La sortie d’un jeu vidéo inquiète

La polémique enfle depuis quelques jours en Italie autour de la mise sur le marché de “Rule of Rose”, un jeu vidéo ultra violent. Dans une lettre adressée mercredi aux 25 ministres européens de l’Intérieur, le commissaire Franco Frattini se fait l’émissaire des préoccupations de la classe politique italienne en confiant avoir été “profondément choqué par la brutalité et la cruauté obscène” de certaines scènes qu’il aurait visionnées sur Internet.

Peggy Corlin

La polémique enfle depuis quelques jours en Italie autour de la mise sur le marché de “Rule of Rose”, un jeu vidéo ultra violent. Dans une lettre adressée mercredi aux 25 ministres européens de l’Intérieur, le commissaire Franco Frattini se fait l’émissaire des préoccupations de la classe politique italienne en confiant avoir été “profondément choqué par la brutalité et la cruauté obscène” de certaines scènes qu’il aurait visionnées sur Internet.

“Rien à voir avec le moralisme catholique”, assure l’entourage du commissaire italien. “Rule of Rose” donnerait bel et bien froid dans le dos. Annoncé sur la Toile comme “interdit aux adultes”, le nouveau jeu sera mis sur le marché d’ici à la fin du mois, “si tout va bien”, précise le distributeur milanais Digital Bros.

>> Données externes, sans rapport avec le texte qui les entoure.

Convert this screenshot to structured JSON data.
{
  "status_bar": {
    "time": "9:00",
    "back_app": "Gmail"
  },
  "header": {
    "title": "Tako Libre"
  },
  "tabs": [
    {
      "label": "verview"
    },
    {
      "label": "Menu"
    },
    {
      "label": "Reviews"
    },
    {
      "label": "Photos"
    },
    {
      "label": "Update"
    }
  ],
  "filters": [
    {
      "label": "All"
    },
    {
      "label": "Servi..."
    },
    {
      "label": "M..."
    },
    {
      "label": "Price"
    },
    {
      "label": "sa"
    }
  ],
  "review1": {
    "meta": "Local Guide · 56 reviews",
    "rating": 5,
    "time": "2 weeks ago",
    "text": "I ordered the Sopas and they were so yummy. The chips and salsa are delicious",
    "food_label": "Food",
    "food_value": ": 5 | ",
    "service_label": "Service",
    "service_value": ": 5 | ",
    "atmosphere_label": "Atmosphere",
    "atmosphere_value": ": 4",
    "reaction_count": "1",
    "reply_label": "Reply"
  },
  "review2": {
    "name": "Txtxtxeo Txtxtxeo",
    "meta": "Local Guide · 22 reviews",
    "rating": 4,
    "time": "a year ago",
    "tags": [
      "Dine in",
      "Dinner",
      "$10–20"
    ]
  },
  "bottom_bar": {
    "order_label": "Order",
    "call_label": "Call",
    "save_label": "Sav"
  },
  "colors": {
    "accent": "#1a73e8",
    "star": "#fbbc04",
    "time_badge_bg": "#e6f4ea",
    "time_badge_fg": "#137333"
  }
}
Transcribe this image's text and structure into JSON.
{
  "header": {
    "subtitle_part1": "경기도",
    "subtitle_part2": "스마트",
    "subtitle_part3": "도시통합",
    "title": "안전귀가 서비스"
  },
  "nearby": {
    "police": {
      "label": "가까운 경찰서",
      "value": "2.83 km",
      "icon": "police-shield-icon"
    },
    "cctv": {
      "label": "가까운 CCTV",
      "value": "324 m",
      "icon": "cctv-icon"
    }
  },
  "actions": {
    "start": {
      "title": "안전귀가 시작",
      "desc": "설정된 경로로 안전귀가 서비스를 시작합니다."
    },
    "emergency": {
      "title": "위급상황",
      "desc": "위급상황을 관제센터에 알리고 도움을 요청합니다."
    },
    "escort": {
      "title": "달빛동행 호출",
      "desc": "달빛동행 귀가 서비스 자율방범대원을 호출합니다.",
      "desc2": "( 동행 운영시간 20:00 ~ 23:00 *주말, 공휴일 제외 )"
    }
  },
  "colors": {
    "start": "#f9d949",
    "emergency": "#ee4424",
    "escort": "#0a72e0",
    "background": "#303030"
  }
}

Le principe est simple : il s’agit pour le joueur de se glisser dans la peau de Jennifer, une jeune orpheline confrontée à un cercle de fillettes cruelles et devant se plier à des rites initiatiques parfois sadiques sous peine d’être “éliminée”. “Ambiance malsaine où se mêle jeux d’enfants et sévices humiliants”, annonce un internaute sur le forum de gamecult.com. Code de conduite

“Effroi en jupette” garanti pour les fans de jeux vidéo qui se réjouissent de l’arrivée de ce nouvel “horror-survival”. Un engouement peu partagé en Italie où “Rule of Rose” a causé un vif émoi. Un article paru dans l’hebdomadaire “Panorama”, rare privilégié à avoir visionné le jeu, le présente comme dérangeant, en particulier une scène où la fillette se ferait enterrer vivante. Reprise par le quotidien “La Stampa”, la rumeur a vite fait de gagner l’enceinte du Parlement italien donnant lieu en début de semaine à un débat sur la violence de certains jeux vidéos et les moyens d’en préserver les jeunes Italiens. Dans sa lettre, le commissaire chargé de la Sécurité et de la Justice en Europe propose d’agir en amont, en réfléchissant à “un code de conduite” pour les concepteurs de jeu vidéo. L’initiative remet quelque peu en cause le mécanisme de filtrage qui existe en Europe depuis avril 2003.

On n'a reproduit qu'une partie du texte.